1 result for (book:tps2 AND heading:"delet session octob 22 1973" AND stemmed:his)
[... 5 paragraphs ...]
Ruburt saw how being away from his desk and the house worked creatively to his advantage, as per the ride to your mother’s (in Centerville), and the earlier walk around the block. There is no doubt of the many improvements, made up of a series of inner improvements that do not show as yet, except as the time element presents itself—i.e., he gets over here (apartment 5) quicker and easier.
[... 2 paragraphs ...]
As he knows the same is happening with the arms, but he is not walking on them, as indeed he has told himself. The dreams were meant to encourage him and to show him that the inner order of events does assure his improvements.

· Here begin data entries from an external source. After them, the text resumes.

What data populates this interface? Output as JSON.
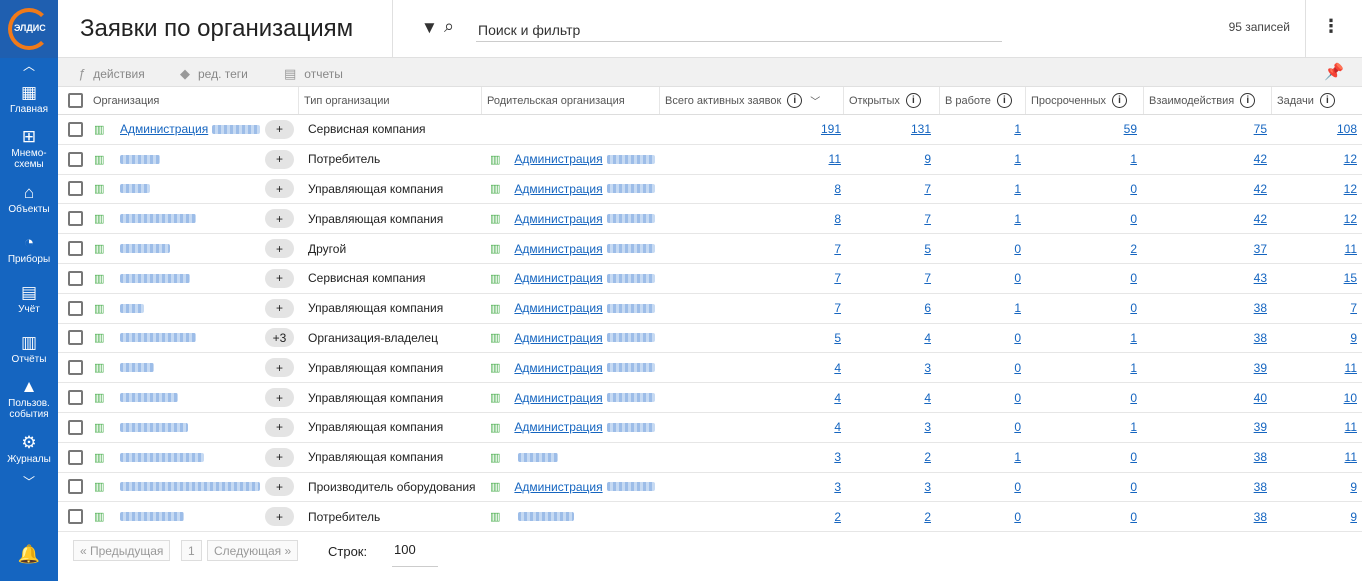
{
  "sidebar": {
    "logo_text": "ЭЛДИС",
    "items": [
      {
        "label": "Главная",
        "icon": "home-grid-icon"
      },
      {
        "label": "Мнемо-\nсхемы",
        "icon": "sitemap-icon"
      },
      {
        "label": "Объекты",
        "icon": "house-icon"
      },
      {
        "label": "Приборы",
        "icon": "gauge-icon"
      },
      {
        "label": "Учёт",
        "icon": "calculator-icon"
      },
      {
        "label": "Отчёты",
        "icon": "document-icon"
      },
      {
        "label": "Пользов.\nсобытия",
        "icon": "warning-icon"
      },
      {
        "label": "Журналы",
        "icon": "users-gear-icon"
      }
    ]
  },
  "header": {
    "title": "Заявки по организациям",
    "search_placeholder": "Поиск и фильтр",
    "records": "95 записей"
  },
  "toolbar": {
    "actions_label": "действия",
    "tags_label": "ред. теги",
    "reports_label": "отчеты"
  },
  "table": {
    "columns": {
      "org": "Организация",
      "type": "Тип организации",
      "parent": "Родительская организация",
      "total": "Всего активных заявок",
      "open": "Открытых",
      "work": "В работе",
      "overdue": "Просроченных",
      "inter": "Взаимодействия",
      "tasks": "Задачи"
    },
    "rows": [
      {
        "org": "Администрация",
        "tag": "+",
        "type": "Сервисная компания",
        "parent": "",
        "total": "191",
        "open": "131",
        "work": "1",
        "overdue": "59",
        "inter": "75",
        "tasks": "108"
      },
      {
        "org": "",
        "tag": "+",
        "type": "Потребитель",
        "parent": "Администрация",
        "total": "11",
        "open": "9",
        "work": "1",
        "overdue": "1",
        "inter": "42",
        "tasks": "12"
      },
      {
        "org": "",
        "tag": "+",
        "type": "Управляющая компания",
        "parent": "Администрация",
        "total": "8",
        "open": "7",
        "work": "1",
        "overdue": "0",
        "inter": "42",
        "tasks": "12"
      },
      {
        "org": "",
        "tag": "+",
        "type": "Управляющая компания",
        "parent": "Администрация",
        "total": "8",
        "open": "7",
        "work": "1",
        "overdue": "0",
        "inter": "42",
        "tasks": "12"
      },
      {
        "org": "",
        "tag": "+",
        "type": "Другой",
        "parent": "Администрация",
        "total": "7",
        "open": "5",
        "work": "0",
        "overdue": "2",
        "inter": "37",
        "tasks": "11"
      },
      {
        "org": "",
        "tag": "+",
        "type": "Сервисная компания",
        "parent": "Администрация",
        "total": "7",
        "open": "7",
        "work": "0",
        "overdue": "0",
        "inter": "43",
        "tasks": "15"
      },
      {
        "org": "",
        "tag": "+",
        "type": "Управляющая компания",
        "parent": "Администрация",
        "total": "7",
        "open": "6",
        "work": "1",
        "overdue": "0",
        "inter": "38",
        "tasks": "7"
      },
      {
        "org": "",
        "tag": "+3",
        "type": "Организация-владелец",
        "parent": "Администрация",
        "total": "5",
        "open": "4",
        "work": "0",
        "overdue": "1",
        "inter": "38",
        "tasks": "9"
      },
      {
        "org": "",
        "tag": "+",
        "type": "Управляющая компания",
        "parent": "Администрация",
        "total": "4",
        "open": "3",
        "work": "0",
        "overdue": "1",
        "inter": "39",
        "tasks": "11"
      },
      {
        "org": "",
        "tag": "+",
        "type": "Управляющая компания",
        "parent": "Администрация",
        "total": "4",
        "open": "4",
        "work": "0",
        "overdue": "0",
        "inter": "40",
        "tasks": "10"
      },
      {
        "org": "",
        "tag": "+",
        "type": "Управляющая компания",
        "parent": "Администрация",
        "total": "4",
        "open": "3",
        "work": "0",
        "overdue": "1",
        "inter": "39",
        "tasks": "11"
      },
      {
        "org": "",
        "tag": "+",
        "type": "Управляющая компания",
        "parent": "",
        "total": "3",
        "open": "2",
        "work": "1",
        "overdue": "0",
        "inter": "38",
        "tasks": "11"
      },
      {
        "org": "",
        "tag": "+",
        "type": "Производитель оборудования",
        "parent": "Администрация",
        "total": "3",
        "open": "3",
        "work": "0",
        "overdue": "0",
        "inter": "38",
        "tasks": "9"
      },
      {
        "org": "",
        "tag": "+",
        "type": "Потребитель",
        "parent": "",
        "total": "2",
        "open": "2",
        "work": "0",
        "overdue": "0",
        "inter": "38",
        "tasks": "9"
      }
    ]
  },
  "pagination": {
    "prev": "« Предыдущая",
    "page": "1",
    "next": "Следующая »",
    "rows_label": "Строк:",
    "rows_value": "100"
  },
  "colors": {
    "sidebar": "#1565c0",
    "link": "#1565c0",
    "building": "#4caf50"
  }
}
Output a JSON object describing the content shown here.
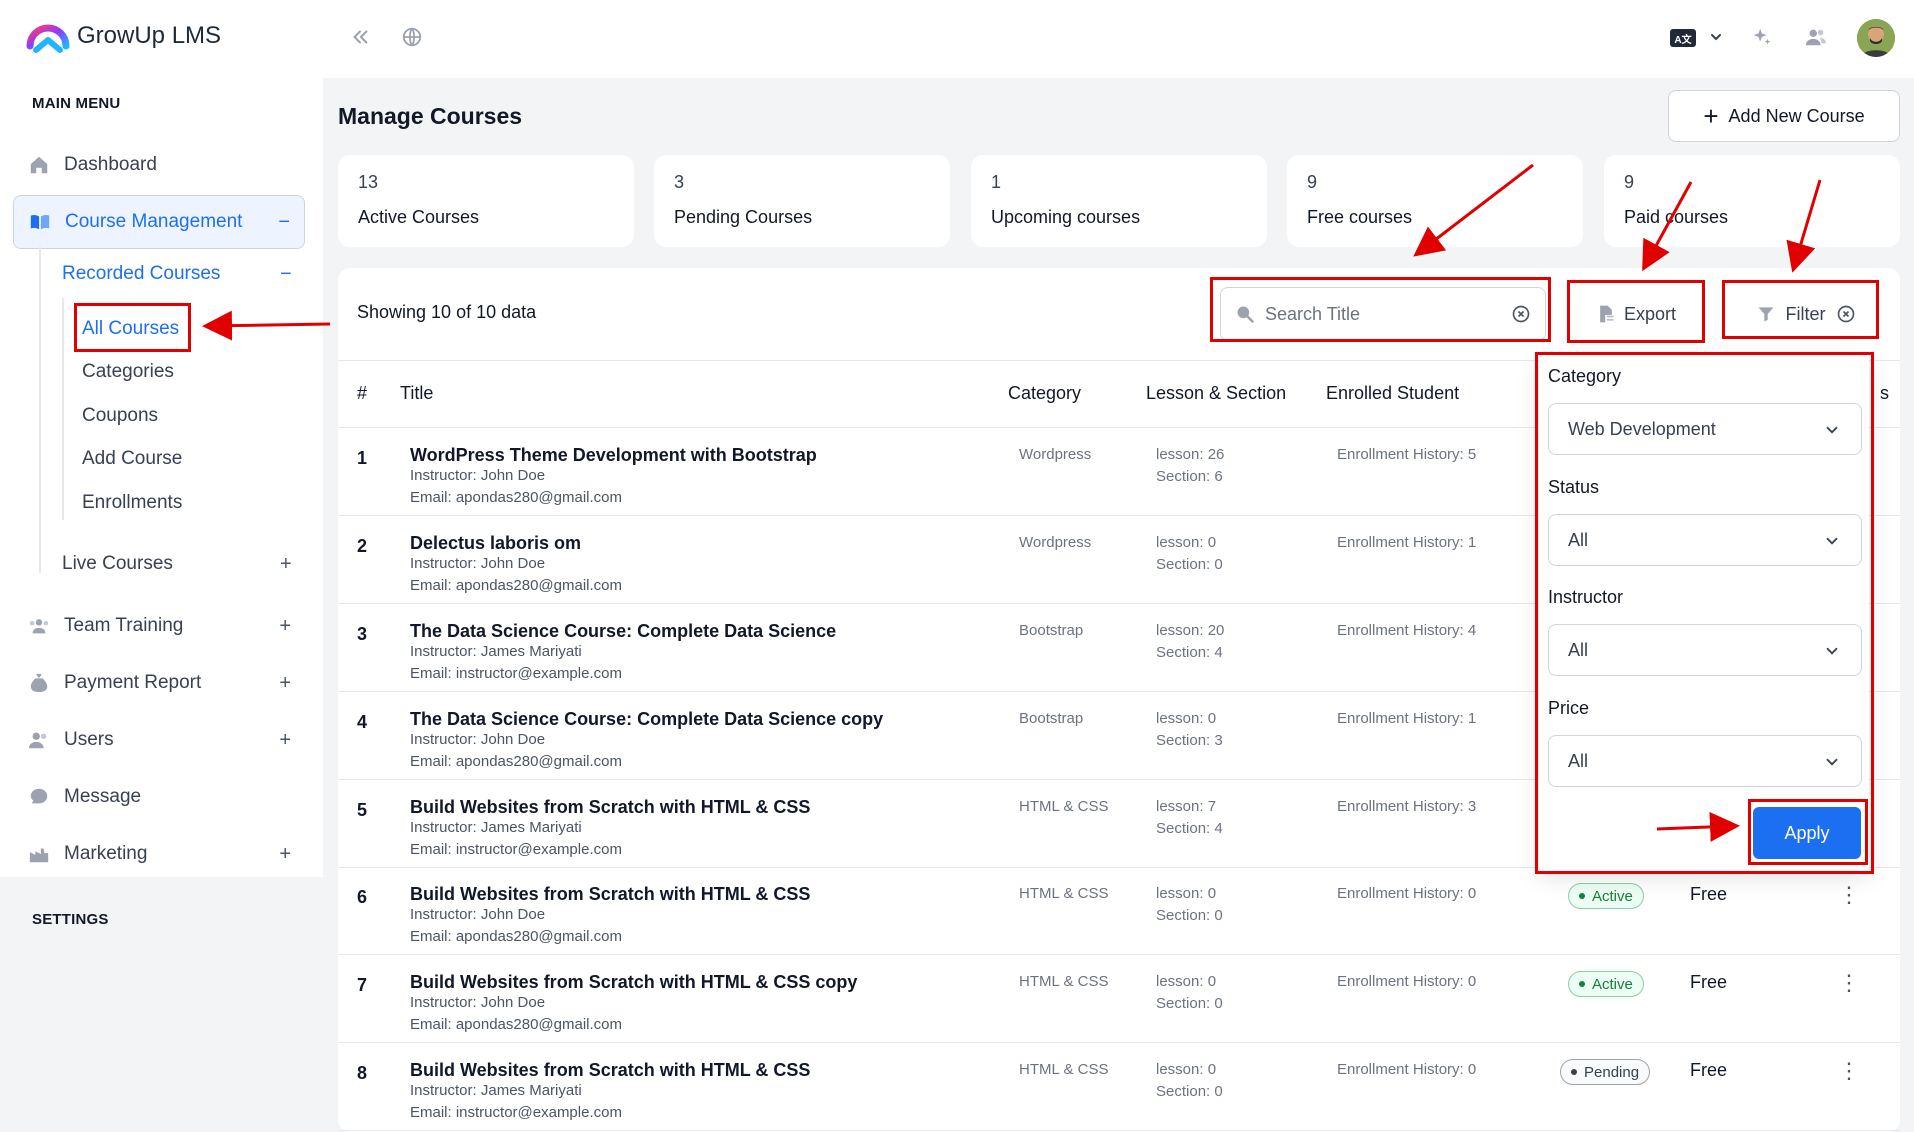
{
  "app": {
    "brand": "GrowUp LMS",
    "lang_code": "A文"
  },
  "sidebar": {
    "main_menu": "MAIN MENU",
    "settings": "SETTINGS",
    "items": [
      {
        "label": "Dashboard",
        "toggle": ""
      },
      {
        "label": "Course Management",
        "toggle": "−"
      },
      {
        "label": "Team Training",
        "toggle": "+"
      },
      {
        "label": "Payment Report",
        "toggle": "+"
      },
      {
        "label": "Users",
        "toggle": "+"
      },
      {
        "label": "Message",
        "toggle": ""
      },
      {
        "label": "Marketing",
        "toggle": "+"
      }
    ],
    "recorded_courses": {
      "label": "Recorded Courses",
      "toggle": "−"
    },
    "sub_items": [
      "All Courses",
      "Categories",
      "Coupons",
      "Add Course",
      "Enrollments"
    ],
    "live_courses": {
      "label": "Live Courses",
      "toggle": "+"
    }
  },
  "main": {
    "title": "Manage Courses",
    "add_button": "Add New Course",
    "add_plus": "+",
    "stats": [
      {
        "num": "13",
        "label": "Active Courses"
      },
      {
        "num": "3",
        "label": "Pending Courses"
      },
      {
        "num": "1",
        "label": "Upcoming courses"
      },
      {
        "num": "9",
        "label": "Free courses"
      },
      {
        "num": "9",
        "label": "Paid courses"
      }
    ],
    "showing": "Showing 10 of 10 data",
    "search_placeholder": "Search Title",
    "export_label": "Export",
    "filter_label": "Filter"
  },
  "table": {
    "headers": {
      "idx": "#",
      "title": "Title",
      "category": "Category",
      "lesson": "Lesson & Section",
      "enrolled": "Enrolled Student",
      "tail": "s"
    },
    "rows": [
      {
        "idx": "1",
        "title": "WordPress Theme Development with Bootstrap",
        "instructor": "Instructor: John Doe",
        "email": "Email: apondas280@gmail.com",
        "category": "Wordpress",
        "lesson": "lesson: 26",
        "section": "Section: 6",
        "enroll": "Enrollment History: 5",
        "status": "",
        "price": ""
      },
      {
        "idx": "2",
        "title": "Delectus laboris om",
        "instructor": "Instructor: John Doe",
        "email": "Email: apondas280@gmail.com",
        "category": "Wordpress",
        "lesson": "lesson: 0",
        "section": "Section: 0",
        "enroll": "Enrollment History: 1",
        "status": "",
        "price": ""
      },
      {
        "idx": "3",
        "title": "The Data Science Course: Complete Data Science",
        "instructor": "Instructor: James Mariyati",
        "email": "Email: instructor@example.com",
        "category": "Bootstrap",
        "lesson": "lesson: 20",
        "section": "Section: 4",
        "enroll": "Enrollment History: 4",
        "status": "",
        "price": ""
      },
      {
        "idx": "4",
        "title": "The Data Science Course: Complete Data Science copy",
        "instructor": "Instructor: John Doe",
        "email": "Email: apondas280@gmail.com",
        "category": "Bootstrap",
        "lesson": "lesson: 0",
        "section": "Section: 3",
        "enroll": "Enrollment History: 1",
        "status": "",
        "price": ""
      },
      {
        "idx": "5",
        "title": "Build Websites from Scratch with HTML & CSS",
        "instructor": "Instructor: James Mariyati",
        "email": "Email: instructor@example.com",
        "category": "HTML & CSS",
        "lesson": "lesson: 7",
        "section": "Section: 4",
        "enroll": "Enrollment History: 3",
        "status": "",
        "price": ""
      },
      {
        "idx": "6",
        "title": "Build Websites from Scratch with HTML & CSS",
        "instructor": "Instructor: John Doe",
        "email": "Email: apondas280@gmail.com",
        "category": "HTML & CSS",
        "lesson": "lesson: 0",
        "section": "Section: 0",
        "enroll": "Enrollment History: 0",
        "status": "Active",
        "price": "Free"
      },
      {
        "idx": "7",
        "title": "Build Websites from Scratch with HTML & CSS copy",
        "instructor": "Instructor: John Doe",
        "email": "Email: apondas280@gmail.com",
        "category": "HTML & CSS",
        "lesson": "lesson: 0",
        "section": "Section: 0",
        "enroll": "Enrollment History: 0",
        "status": "Active",
        "price": "Free"
      },
      {
        "idx": "8",
        "title": "Build Websites from Scratch with HTML & CSS",
        "instructor": "Instructor: James Mariyati",
        "email": "Email: instructor@example.com",
        "category": "HTML & CSS",
        "lesson": "lesson: 0",
        "section": "Section: 0",
        "enroll": "Enrollment History: 0",
        "status": "Pending",
        "price": "Free"
      }
    ]
  },
  "filter_panel": {
    "category_label": "Category",
    "category_value": "Web Development",
    "status_label": "Status",
    "status_value": "All",
    "instructor_label": "Instructor",
    "instructor_value": "All",
    "price_label": "Price",
    "price_value": "All",
    "apply_label": "Apply"
  },
  "colors": {
    "accent": "#1d6ff2",
    "annotation": "#e00000",
    "active_green": "#15803d"
  }
}
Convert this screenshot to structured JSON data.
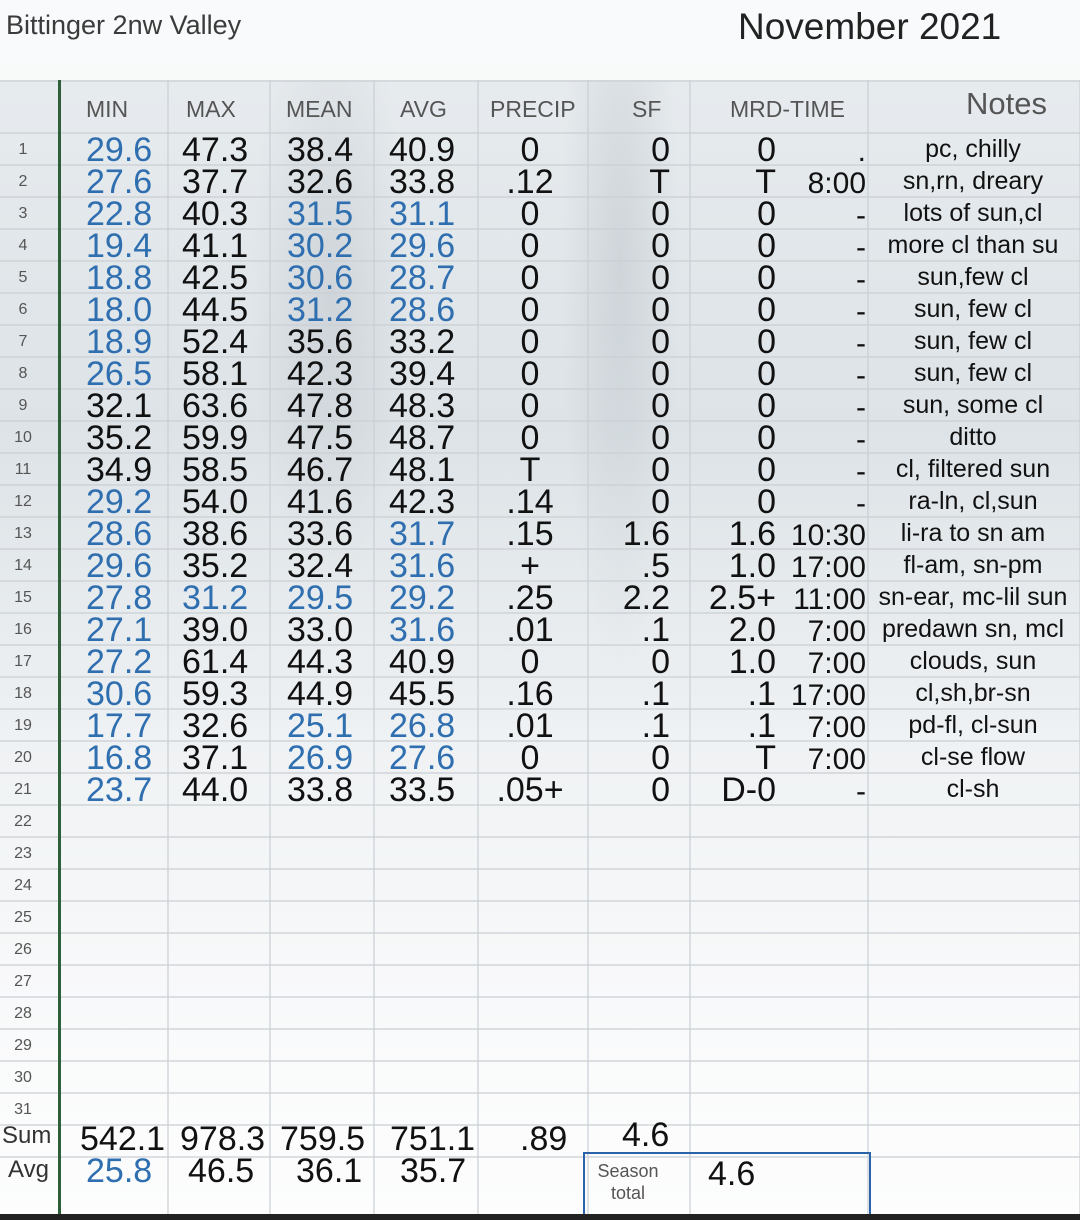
{
  "header": {
    "station": "Bittinger 2nw Valley",
    "month": "November 2021"
  },
  "columns": [
    "MIN",
    "MAX",
    "MEAN",
    "AVG",
    "PRECIP",
    "SF",
    "MRD-TIME",
    "Notes"
  ],
  "rows": [
    {
      "n": "1",
      "min": "29.6",
      "max": "47.3",
      "mean": "38.4",
      "avg": "40.9",
      "precip": "0",
      "sf": "0",
      "mrd": "0",
      "time": ".",
      "note": "pc, chilly"
    },
    {
      "n": "2",
      "min": "27.6",
      "max": "37.7",
      "mean": "32.6",
      "avg": "33.8",
      "precip": ".12",
      "sf": "T",
      "mrd": "T",
      "time": "8:00",
      "note": "sn,rn, dreary"
    },
    {
      "n": "3",
      "min": "22.8",
      "max": "40.3",
      "mean": "31.5",
      "avg": "31.1",
      "precip": "0",
      "sf": "0",
      "mrd": "0",
      "time": "-",
      "note": "lots of sun,cl"
    },
    {
      "n": "4",
      "min": "19.4",
      "max": "41.1",
      "mean": "30.2",
      "avg": "29.6",
      "precip": "0",
      "sf": "0",
      "mrd": "0",
      "time": "-",
      "note": "more cl than su"
    },
    {
      "n": "5",
      "min": "18.8",
      "max": "42.5",
      "mean": "30.6",
      "avg": "28.7",
      "precip": "0",
      "sf": "0",
      "mrd": "0",
      "time": "-",
      "note": "sun,few cl"
    },
    {
      "n": "6",
      "min": "18.0",
      "max": "44.5",
      "mean": "31.2",
      "avg": "28.6",
      "precip": "0",
      "sf": "0",
      "mrd": "0",
      "time": "-",
      "note": "sun, few cl"
    },
    {
      "n": "7",
      "min": "18.9",
      "max": "52.4",
      "mean": "35.6",
      "avg": "33.2",
      "precip": "0",
      "sf": "0",
      "mrd": "0",
      "time": "-",
      "note": "sun, few cl"
    },
    {
      "n": "8",
      "min": "26.5",
      "max": "58.1",
      "mean": "42.3",
      "avg": "39.4",
      "precip": "0",
      "sf": "0",
      "mrd": "0",
      "time": "-",
      "note": "sun, few cl"
    },
    {
      "n": "9",
      "min": "32.1",
      "max": "63.6",
      "mean": "47.8",
      "avg": "48.3",
      "precip": "0",
      "sf": "0",
      "mrd": "0",
      "time": "-",
      "note": "sun, some cl"
    },
    {
      "n": "10",
      "min": "35.2",
      "max": "59.9",
      "mean": "47.5",
      "avg": "48.7",
      "precip": "0",
      "sf": "0",
      "mrd": "0",
      "time": "-",
      "note": "ditto"
    },
    {
      "n": "11",
      "min": "34.9",
      "max": "58.5",
      "mean": "46.7",
      "avg": "48.1",
      "precip": "T",
      "sf": "0",
      "mrd": "0",
      "time": "-",
      "note": "cl, filtered sun"
    },
    {
      "n": "12",
      "min": "29.2",
      "max": "54.0",
      "mean": "41.6",
      "avg": "42.3",
      "precip": ".14",
      "sf": "0",
      "mrd": "0",
      "time": "-",
      "note": "ra-ln, cl,sun"
    },
    {
      "n": "13",
      "min": "28.6",
      "max": "38.6",
      "mean": "33.6",
      "avg": "31.7",
      "precip": ".15",
      "sf": "1.6",
      "mrd": "1.6",
      "time": "10:30",
      "note": "li-ra to sn am"
    },
    {
      "n": "14",
      "min": "29.6",
      "max": "35.2",
      "mean": "32.4",
      "avg": "31.6",
      "precip": "+",
      "sf": ".5",
      "mrd": "1.0",
      "time": "17:00",
      "note": "fl-am, sn-pm"
    },
    {
      "n": "15",
      "min": "27.8",
      "max": "31.2",
      "mean": "29.5",
      "avg": "29.2",
      "precip": ".25",
      "sf": "2.2",
      "mrd": "2.5+",
      "time": "11:00",
      "note": "sn-ear, mc-lil sun"
    },
    {
      "n": "16",
      "min": "27.1",
      "max": "39.0",
      "mean": "33.0",
      "avg": "31.6",
      "precip": ".01",
      "sf": ".1",
      "mrd": "2.0",
      "time": "7:00",
      "note": "predawn sn, mcl"
    },
    {
      "n": "17",
      "min": "27.2",
      "max": "61.4",
      "mean": "44.3",
      "avg": "40.9",
      "precip": "0",
      "sf": "0",
      "mrd": "1.0",
      "time": "7:00",
      "note": "clouds, sun"
    },
    {
      "n": "18",
      "min": "30.6",
      "max": "59.3",
      "mean": "44.9",
      "avg": "45.5",
      "precip": ".16",
      "sf": ".1",
      "mrd": ".1",
      "time": "17:00",
      "note": "cl,sh,br-sn"
    },
    {
      "n": "19",
      "min": "17.7",
      "max": "32.6",
      "mean": "25.1",
      "avg": "26.8",
      "precip": ".01",
      "sf": ".1",
      "mrd": ".1",
      "time": "7:00",
      "note": "pd-fl, cl-sun"
    },
    {
      "n": "20",
      "min": "16.8",
      "max": "37.1",
      "mean": "26.9",
      "avg": "27.6",
      "precip": "0",
      "sf": "0",
      "mrd": "T",
      "time": "7:00",
      "note": "cl-se flow"
    },
    {
      "n": "21",
      "min": "23.7",
      "max": "44.0",
      "mean": "33.8",
      "avg": "33.5",
      "precip": ".05+",
      "sf": "0",
      "mrd": "D-0",
      "time": "-",
      "note": "cl-sh"
    }
  ],
  "blue_cells": {
    "min": [
      "1",
      "2",
      "3",
      "4",
      "5",
      "6",
      "7",
      "8",
      "12",
      "13",
      "14",
      "15",
      "16",
      "17",
      "18",
      "19",
      "20",
      "21"
    ],
    "max": [
      "15"
    ],
    "mean": [
      "3",
      "4",
      "5",
      "6",
      "15",
      "19",
      "20"
    ],
    "avg": [
      "3",
      "4",
      "5",
      "6",
      "13",
      "14",
      "15",
      "16",
      "19",
      "20"
    ]
  },
  "empty_rows": [
    "22",
    "23",
    "24",
    "25",
    "26",
    "27",
    "28",
    "29",
    "30",
    "31"
  ],
  "sum": {
    "label": "Sum",
    "min": "542.1",
    "max": "978.3",
    "mean": "759.5",
    "avg": "751.1",
    "precip": ".89",
    "sf": "4.6"
  },
  "average": {
    "label": "Avg",
    "min": "25.8",
    "max": "46.5",
    "mean": "36.1",
    "avg": "35.7"
  },
  "season": {
    "label_line1": "Season",
    "label_line2": "total",
    "value": "4.6"
  },
  "colors": {
    "blue": "#2f6fb0",
    "grid": "#c9cfd4",
    "text": "#111111"
  }
}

The promise in the dream made by you, that the events (of Jane’s great flexibility)were indeed happening, represented your inner knowledge that he would make it now, and his own realization of the fact, as well as the body’s acknowledgment. The first part of the dream involved excellent physical release and manipulability. The second part concerned new rooms, all rich avenues open to him, both as a result of the release and yet bringing forth the release. The rooms represented exploration, new areas of creativity in which he is even now involved.
The suggestions I gave (in recent sessions) amounted to a “schedule of activities,” calculated to give room to creative and physical expression. Common sense applies. If he dances or cleans the apartment, then his natural impulses are being physically directed in those fashions. He does not have to feel that he must go for his walk when physically he feels like cleaning, for example. The badminton, unless he is in a relaxation period, is excellent, however, and should be maintained because of the opportunity for speed. Now it is the only way he can experience some, except for the swinging of the arms.
[... 4 paragraphs ...]
In his belief system it seemed to him that to let go was to stop. Therefore relaxation became a dirty word, where nothing was done. In relaxation periods then he is apt to worry. Things will not get done. He feels guilty. He wonders how far along with the relaxation he should go.
[... 5 paragraphs ...]
Now: each person chooses his parents, accepting in terms of environment and heredity a bank of various characteristics, attitudes and abilities from which he draws in physical life.
[... 1 paragraph ...]
Ruburt’s father, to Ruburt, meant laxness, relaxation to the extreme, without drive or fire, responsibility or control. Ruburt’s mother meant will, drive, power, for she had power over the household and over Ruburt. But that power went nowhere, for Ruburt’s father was physically free while his mother was not. Ruburt thought he had to make a choice (louder). If will and power meant relative immobility but purpose—and purpose was what he had—then in the past he chose that above what he thought of as laxness, relaxation, and physical freedom that might mean frittering away ability, a relaxation in which nothing was accomplished.
His parents represented two extremes. His mother represented will untempered by spontaneity or relaxation, quite frankly a will for power over others. She made other people supply her wants, and was a despot. She was filled with energy however, and purpose.
[... 1 paragraph ...]
Ruburt chose the parents to see the contrast and learn the best way for him in which purpose could be combined with spontaneity, the will with the spirit. He had to see what both extremes were extremes—not practical or idealistic. All of this applied to his mental, psychic, spiritual, and physical life, and his overall purpose.
Now he is free to appreciate and use the energy shown to him by his mother in condensed dramatic fashion, tempered and freed by the free-flowing air of the father, and the physical mobility and sense of exploration that he represented.
The Christian-Science background with the father was also important, for it was this inner belief of the father that did sustain him, and that inclination of the father and his mother (Mattie) that Ruburt chose in his background to temper his own mother’s beliefs and lead him in our direction. The daughter triumphs for the parent, then. The same applies in its own way to each individual, where the conditions and challenges and solutions as well are given in the chosen background. So the way applies in its own way to you.
[... 2 paragraphs ...]
We come back to will and freedom, discipline and purpose. Ruburt’s background with his mother and his beliefs in will then merged with your feelings for isolation from your father. Ruburt blocked out emotional spontaneity, feeling that his father was lax. You blocked out emotional spontaneity, feeling that your mother’s was detrimental to creative isolation. At the same time you admired Ruburt’s spontaneity. You trusted it however only because it was merged with creative purpose. He therefore used it only for such purpose, not wanting to frighten you with it otherwise because he loved you so.
He was also afraid of spontaneity not related to creativity because of his feeling that his father went willy-nilly and produced nothing. In solving his dilemma, which was the creative one, the both of you triumph for yourselves and for your parents.